29.02.2024 09:59:00

34559

HERKES HİSSESİNE DÜŞENİ ALMALI

HERKES HİSSESİNE DÜŞENİ ALMALI

HERKES HİSSESİNE DÜŞENİ ALMALI

 

Bundan birkaç hafta önce Saloni şirketinin CEO’su Haluk Özbek, ortakları ve üst düzey yetkilileri ile hem firmaları hakkında bilgi edinmeleri ve hem de mobilyacılığın gelmiş olduğu noktayı göstermek maksadıyla yerel basına kahvaltılı bir toplantı düzenledi. Üretim tesislerini gezdirdi. Fabrikasının mobilyacı esnafına her zaman açık olduğunu gerek duyduklarında mobilyacılığın gelişip büyümesi için her türlü yardımda bulunacağının ve yol göstereceğinin altını çizdi.

Bu söz günümüzde geçerliliğini koruyan “hep bana Rabbena” mantığı ile uyuşmuyordu. 

Özbek, bizim gibi firmalar ne kadar çok olursa ülkem ve bulunmuş olduğum şehir daha fazla kazanacaktır düşüncesini ön planda tutmaya ve bu doğrultuda hizmet vermeye çalışan, mobilyanın, dolayısıyla bu sektörde çalışan on binlerce kişinin geleceğini kendine dert edinen biri.

Özbek sadece bugün değil, aylardır, yıllardır İnegöl’de hatta ülkemizde mobilyacılığın geleceği için endişelerini dile getirdi, fikir üretti, çözüm yollarını önerdi. Bir an önce tedbir alınmaz ise gelecekte mobilya sektörünün çok ciddi sorun yaşayacağının altını çizdi. Nelerin yapılması gerektiğini işin ehli insanlarla ve de ilgili birimlerle, odalarla paylaştı.

Acil eylem planları hakkında yol yordam gösterdi.

Fakat söyledikleri dikkate alınmadı.

Ve mobilya sektörü gün geçtikçe kan kaybetmeye başladı.

 

O bu uyarılara kulaklarını tıkayanlara inat, her şeye rağmen sorumluluk duygusuyla, fırsat buldukça her mahfilde mobilyacılığın büyüyüp gelişmesi, dünya piyasalarında öncü duruma gelmesi için yapılması gerekenler hakkında fikir vermeye yetkilileri harekete geçirmeye davet ediyor.

Geçtiğimiz gün bu çerçevede yapılan bir toplantıda söz alan Haluk Özbek;

“İnegöl ya da Türkiye mobilya endüstrisinin geleceği ya da daha yüksek standartlardaki geleceği şehirlerimizin nitelikli kentleşmesine, özellikle kültürel ve sanatsal yönlerin güçlenmesine bağlı olacak.
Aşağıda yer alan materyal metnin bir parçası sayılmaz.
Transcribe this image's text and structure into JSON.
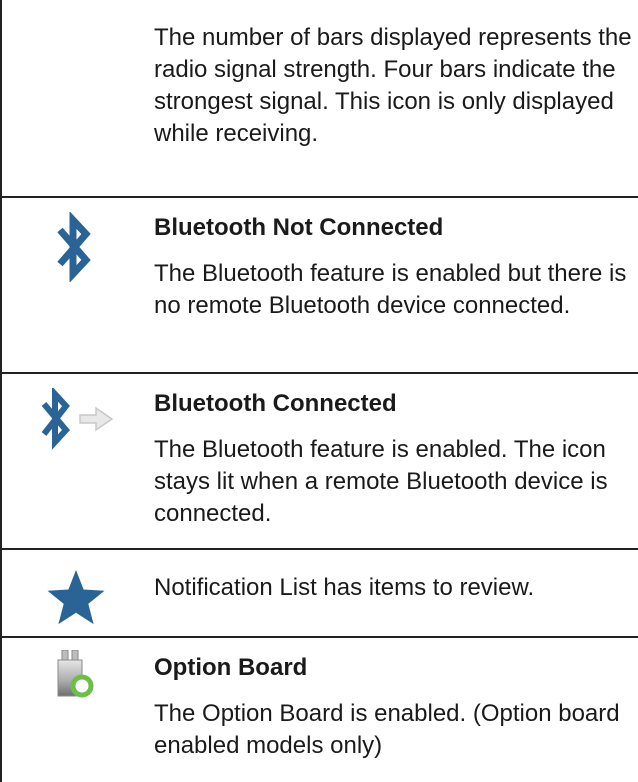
{
  "rows": [
    {
      "title": "",
      "text": "The number of bars displayed represents the radio signal strength. Four bars indicate the strongest signal. This icon is only displayed while receiving."
    },
    {
      "title": "Bluetooth Not Connected",
      "text": "The Bluetooth feature is enabled but there is no remote Bluetooth device connected.",
      "icon": "bluetooth-icon"
    },
    {
      "title": "Bluetooth Connected",
      "text": "The Bluetooth feature is enabled. The icon stays lit when a remote Bluetooth device is connected.",
      "icon": "bluetooth-connected-icon"
    },
    {
      "title": "",
      "text": "Notification List has items to review.",
      "icon": "star-icon"
    },
    {
      "title": "Option Board",
      "text": "The Option Board is enabled. (Option board enabled models only)",
      "icon": "option-board-icon"
    }
  ],
  "colors": {
    "icon_blue": "#2a6496",
    "arrow_grey": "#d0d0d0",
    "option_green": "#6cc04a",
    "rule": "#222222"
  }
}
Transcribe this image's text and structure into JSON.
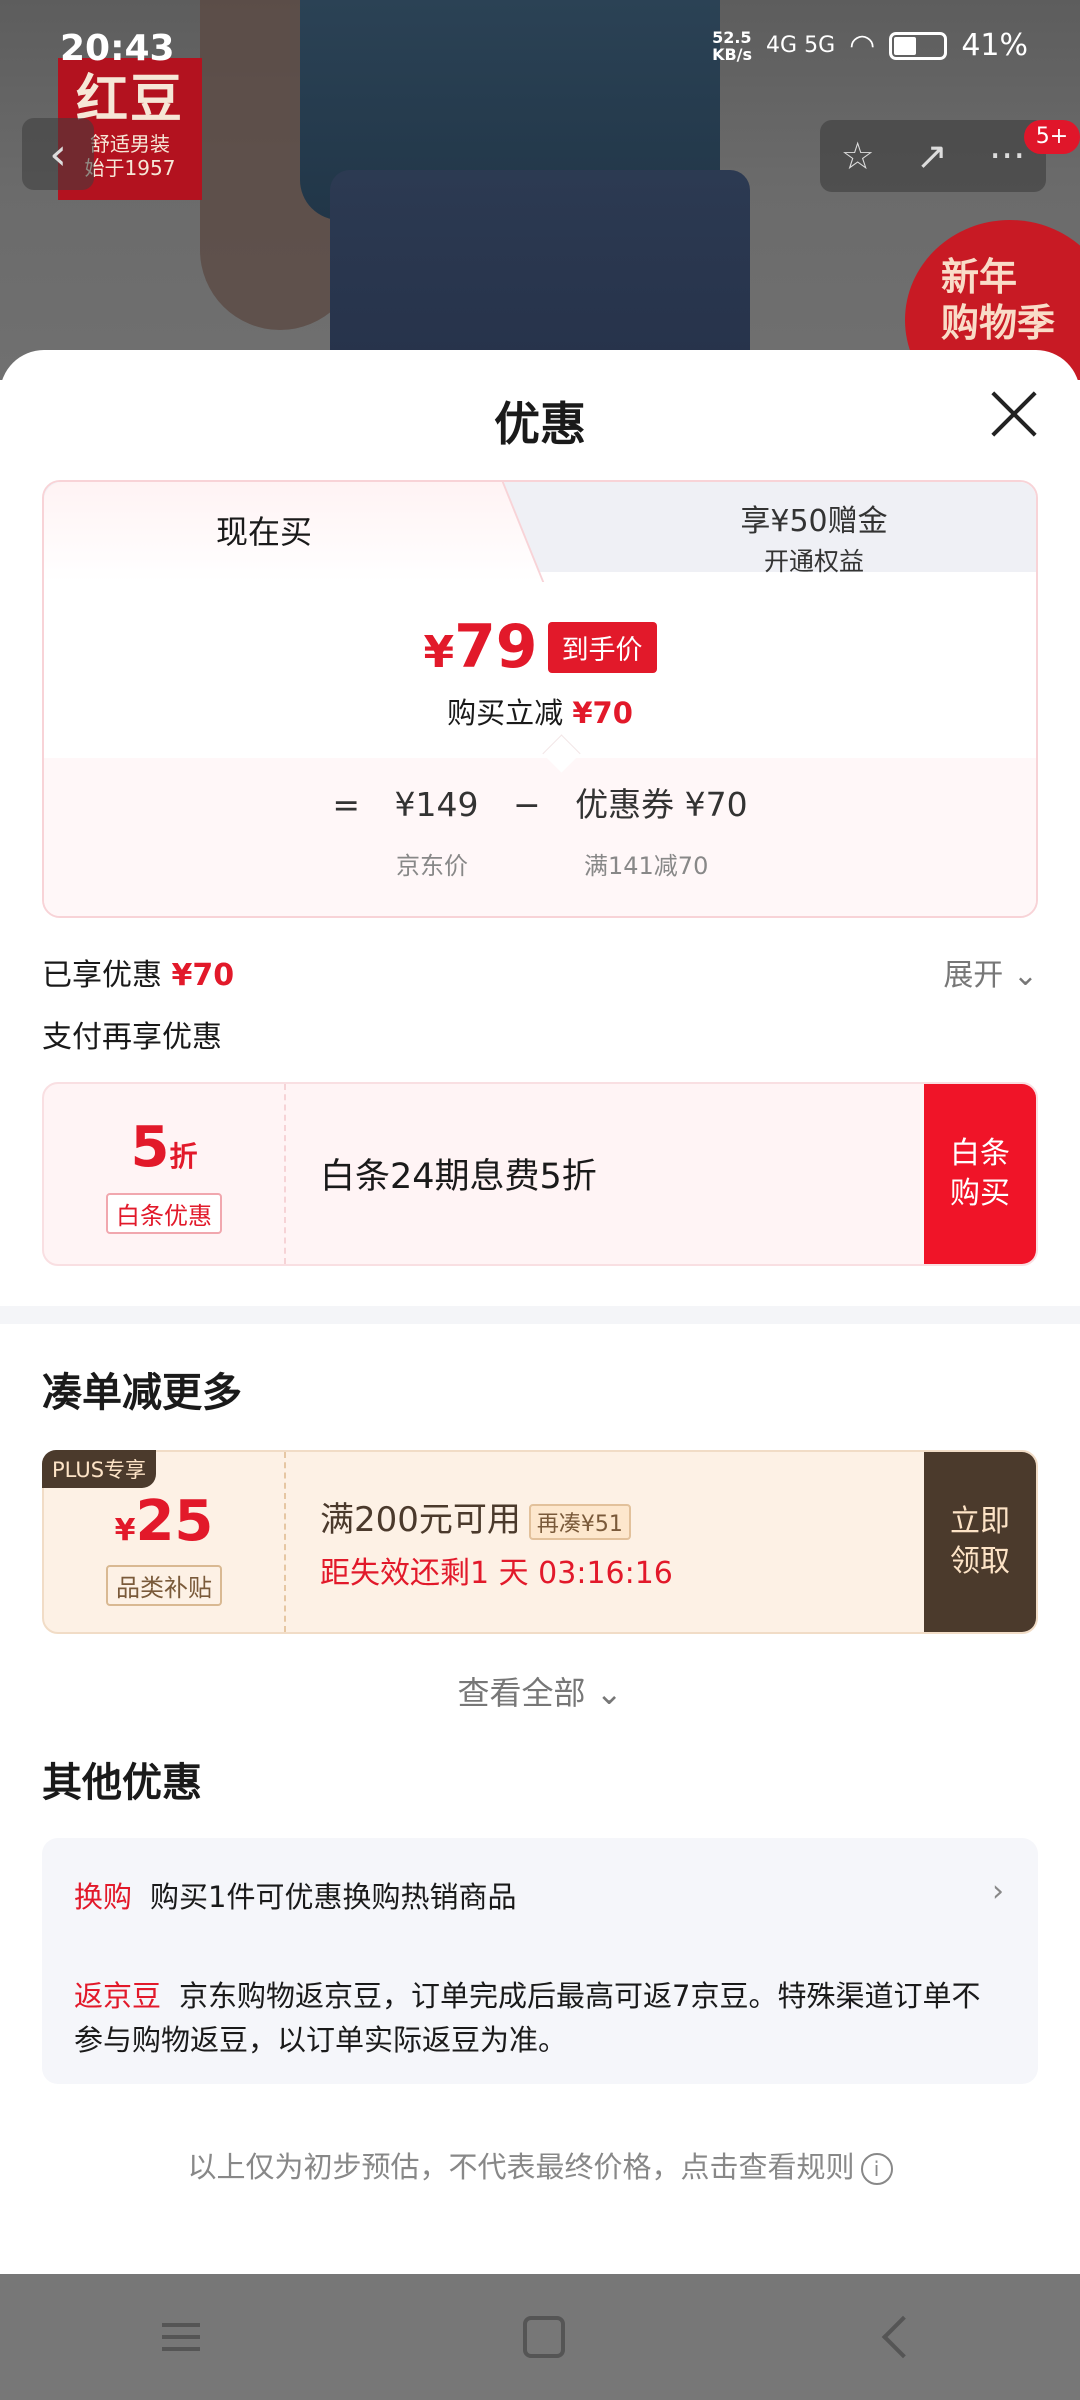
{
  "statusbar": {
    "time": "20:43",
    "netspeed_top": "52.5",
    "netspeed_bottom": "KB/s",
    "network": "4G 5G",
    "battery": "41%"
  },
  "background": {
    "brand_name": "红豆",
    "brand_slogan_1": "舒适男装",
    "brand_slogan_2": "始于1957",
    "promo_line1": "新年",
    "promo_line2": "购物季",
    "badge": "5+"
  },
  "sheet": {
    "title": "优惠",
    "tabs": {
      "now": "现在买",
      "plus_line1": "享¥50赠金",
      "plus_line2": "开通权益"
    },
    "final_price": "79",
    "currency": "¥",
    "final_price_tag": "到手价",
    "reduce_label": "购买立减",
    "reduce_value": "¥70",
    "calc": {
      "equals": "=",
      "jd_price": "¥149",
      "minus": "−",
      "coupon": "优惠券 ¥70",
      "jd_price_label": "京东价",
      "coupon_rule": "满141减70"
    },
    "enjoyed_label": "已享优惠",
    "enjoyed_value": "¥70",
    "expand_label": "展开",
    "pay_more_label": "支付再享优惠",
    "baitiao": {
      "discount_num": "5",
      "discount_unit": "折",
      "tag": "白条优惠",
      "text": "白条24期息费5折",
      "button_line1": "白条",
      "button_line2": "购买"
    },
    "bundle_title": "凑单减更多",
    "plus_coupon": {
      "badge": "PLUS专享",
      "amount": "25",
      "tag": "品类补贴",
      "condition": "满200元可用",
      "chip": "再凑¥51",
      "countdown": "距失效还剩1 天 03:16:16",
      "button_line1": "立即",
      "button_line2": "领取"
    },
    "view_all": "查看全部",
    "other_title": "其他优惠",
    "other": {
      "swap_label": "换购",
      "swap_text": "购买1件可优惠换购热销商品",
      "bean_label": "返京豆",
      "bean_text": "京东购物返京豆，订单完成后最高可返7京豆。特殊渠道订单不参与购物返豆，以订单实际返豆为准。"
    },
    "footnote": "以上仅为初步预估，不代表最终价格，点击查看规则"
  },
  "colors": {
    "accent_red": "#e2192a",
    "plus_brown": "#4b3a2c"
  }
}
Kültür- Sanat yoksa istikrarlı kazanç ve mutluluk da olmayacak.

Bununla birlikte şehrin yaşanabilirliği, gastronomisi, markalı konaklama, kent turizmi ve ulaşımı kısacası kentleşmesi gelişmez ise sektör yine gelişemeyecektir.
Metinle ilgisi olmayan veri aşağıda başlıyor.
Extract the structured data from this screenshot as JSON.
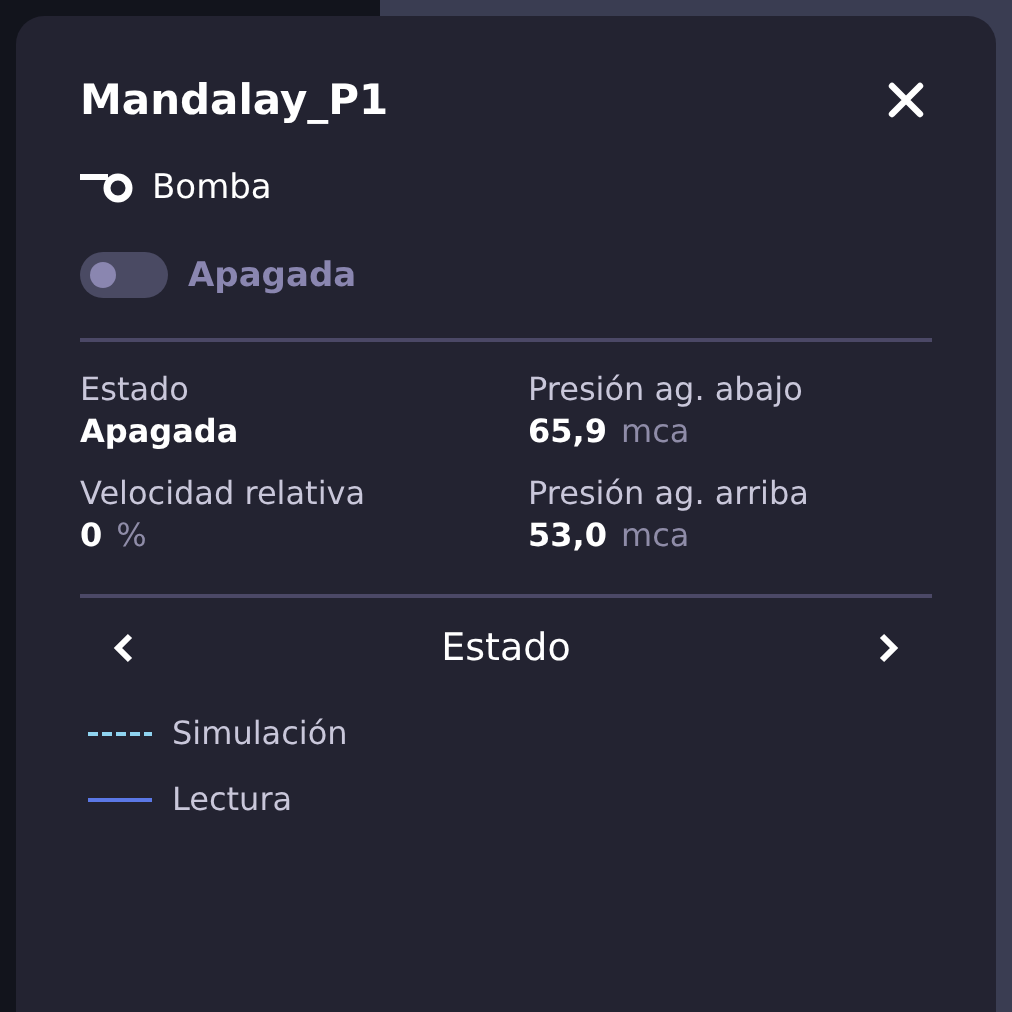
{
  "panel": {
    "title": "Mandalay_P1",
    "type_label": "Bomba"
  },
  "toggle": {
    "on": false,
    "label": "Apagada"
  },
  "stats": [
    {
      "label": "Estado",
      "value": "Apagada"
    },
    {
      "label": "Presión ag. abajo",
      "value": "65,9",
      "unit": "mca"
    },
    {
      "label": "Velocidad relativa",
      "value": "0",
      "unit": "%"
    },
    {
      "label": "Presión ag. arriba",
      "value": "53,0",
      "unit": "mca"
    }
  ],
  "chart_nav": {
    "title": "Estado"
  },
  "legend": [
    {
      "label": "Simulación",
      "kind": "dashed",
      "color": "#8fd3f0"
    },
    {
      "label": "Lectura",
      "kind": "solid",
      "color": "#5b78e6"
    }
  ]
}
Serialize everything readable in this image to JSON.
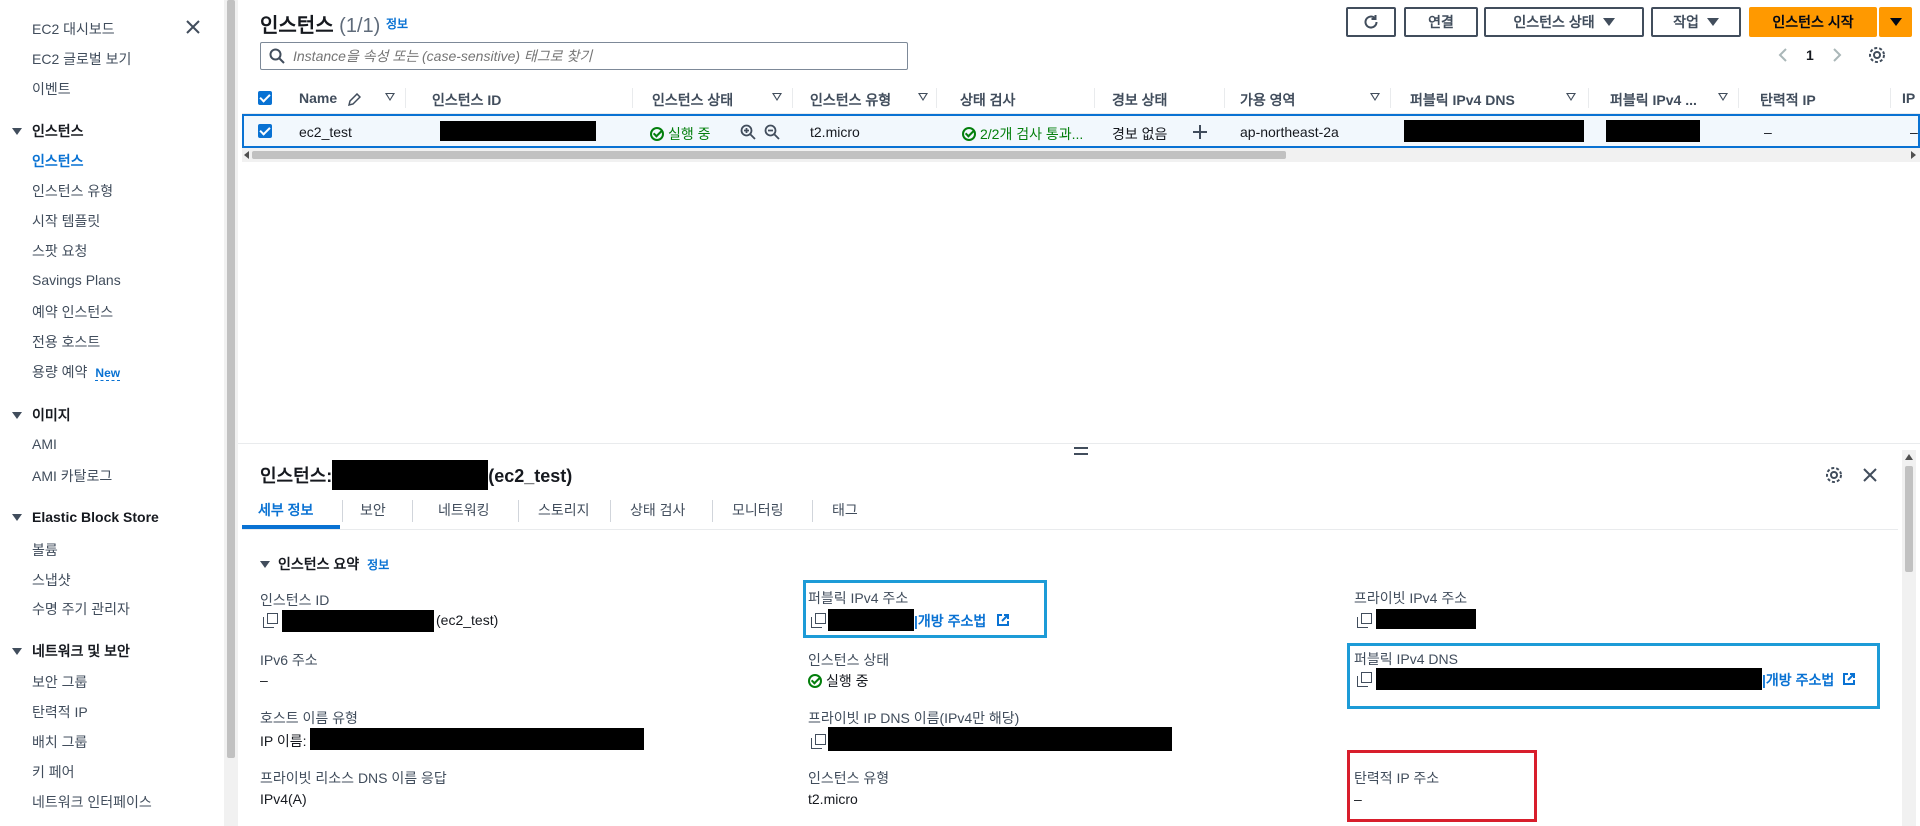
{
  "sidebar": {
    "top_items": [
      "EC2 대시보드",
      "EC2 글로벌 보기",
      "이벤트"
    ],
    "groups": [
      {
        "title": "인스턴스",
        "items": [
          "인스턴스",
          "인스턴스 유형",
          "시작 템플릿",
          "스팟 요청",
          "Savings Plans",
          "예약 인스턴스",
          "전용 호스트",
          "용량 예약"
        ]
      },
      {
        "title": "이미지",
        "items": [
          "AMI",
          "AMI 카탈로그"
        ]
      },
      {
        "title": "Elastic Block Store",
        "items": [
          "볼륨",
          "스냅샷",
          "수명 주기 관리자"
        ]
      },
      {
        "title": "네트워크 및 보안",
        "items": [
          "보안 그룹",
          "탄력적 IP",
          "배치 그룹",
          "키 페어",
          "네트워크 인터페이스"
        ]
      }
    ],
    "new_badge": "New"
  },
  "header": {
    "title": "인스턴스",
    "count": "(1/1)",
    "info": "정보",
    "buttons": {
      "connect": "연결",
      "instance_state": "인스턴스 상태",
      "actions": "작업",
      "launch": "인스턴스 시작"
    },
    "search_placeholder": "Instance을 속성 또는 (case-sensitive) 태그로 찾기",
    "page": "1"
  },
  "table": {
    "columns": [
      "Name",
      "인스턴스 ID",
      "인스턴스 상태",
      "인스턴스 유형",
      "상태 검사",
      "경보 상태",
      "가용 영역",
      "퍼블릭 IPv4 DNS",
      "퍼블릭 IPv4 ...",
      "탄력적 IP",
      "IP"
    ],
    "row": {
      "name": "ec2_test",
      "state": "실행 중",
      "type": "t2.micro",
      "status_check": "2/2개 검사 통과...",
      "alarm": "경보 없음",
      "az": "ap-northeast-2a",
      "elastic_ip": "–",
      "last": "–"
    }
  },
  "details": {
    "title_prefix": "인스턴스:",
    "title_suffix": "(ec2_test)",
    "tabs": [
      "세부 정보",
      "보안",
      "네트워킹",
      "스토리지",
      "상태 검사",
      "모니터링",
      "태그"
    ],
    "section": "인스턴스 요약",
    "section_info": "정보",
    "fields": {
      "instance_id_label": "인스턴스 ID",
      "instance_id_suffix": "(ec2_test)",
      "ipv6_label": "IPv6 주소",
      "ipv6_value": "–",
      "host_type_label": "호스트 이름 유형",
      "host_type_prefix": "IP 이름:",
      "private_dns_resp_label": "프라이빗 리소스 DNS 이름 응답",
      "private_dns_resp_value": "IPv4(A)",
      "public_ipv4_label": "퍼블릭 IPv4 주소",
      "open_address": "|개방 주소법",
      "state_label": "인스턴스 상태",
      "state_value": "실행 중",
      "private_ip_dns_label": "프라이빗 IP DNS 이름(IPv4만 해당)",
      "instance_type_label": "인스턴스 유형",
      "instance_type_value": "t2.micro",
      "private_ipv4_label": "프라이빗 IPv4 주소",
      "public_dns_label": "퍼블릭 IPv4 DNS",
      "public_dns_open": "|개방 주소법",
      "elastic_ip_label": "탄력적 IP 주소",
      "elastic_ip_value": "–"
    }
  },
  "colors": {
    "accent": "#0972d3",
    "primary": "#ff9900",
    "success": "#037f0c",
    "highlight_blue": "#1d9bd7",
    "highlight_red": "#d81e2c"
  }
}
Mobilya sektörü sadece endüstri değildir ve olamaz da; mobilya sektörü yüksek kültür, sanat zanaat ve bilim işidir. Mobilya sektörü bir modadır.
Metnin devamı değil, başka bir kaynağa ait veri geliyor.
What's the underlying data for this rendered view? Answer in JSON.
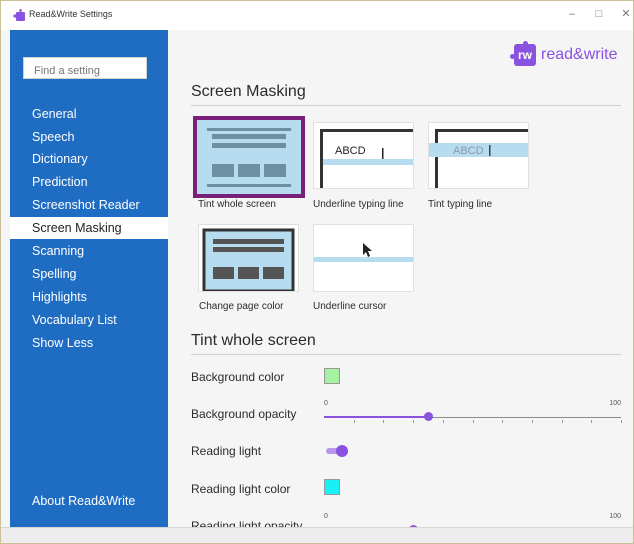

Sektörün çalışanlarını yada patronlarını kültürel, sanatsal ve bilimsel olarak besleyemeyen  ve geliştiremeyen bir kent, mobilyada başarılı olamayacak yada yüksek dünya standartlarına asla ulaşamayacaktır. Sadece iyi kentleşmiş şehirler nitelikli personel çekebilir, nitelikli müşteri ve misafir çekebilir. Nitelikli personel ve müşteri varsa oradan yüksek standartlarda ürünler ve tasarımlar, kıymetli inovasyonlar, uluslararası markalar çıkacaktır,” dedi

Haluk Özbek çok ciddi bir uyarıda bulunuyor.

Tehlike çanları çalmadan herkes hissesine düşeni almalı ve gereği yapılmalı.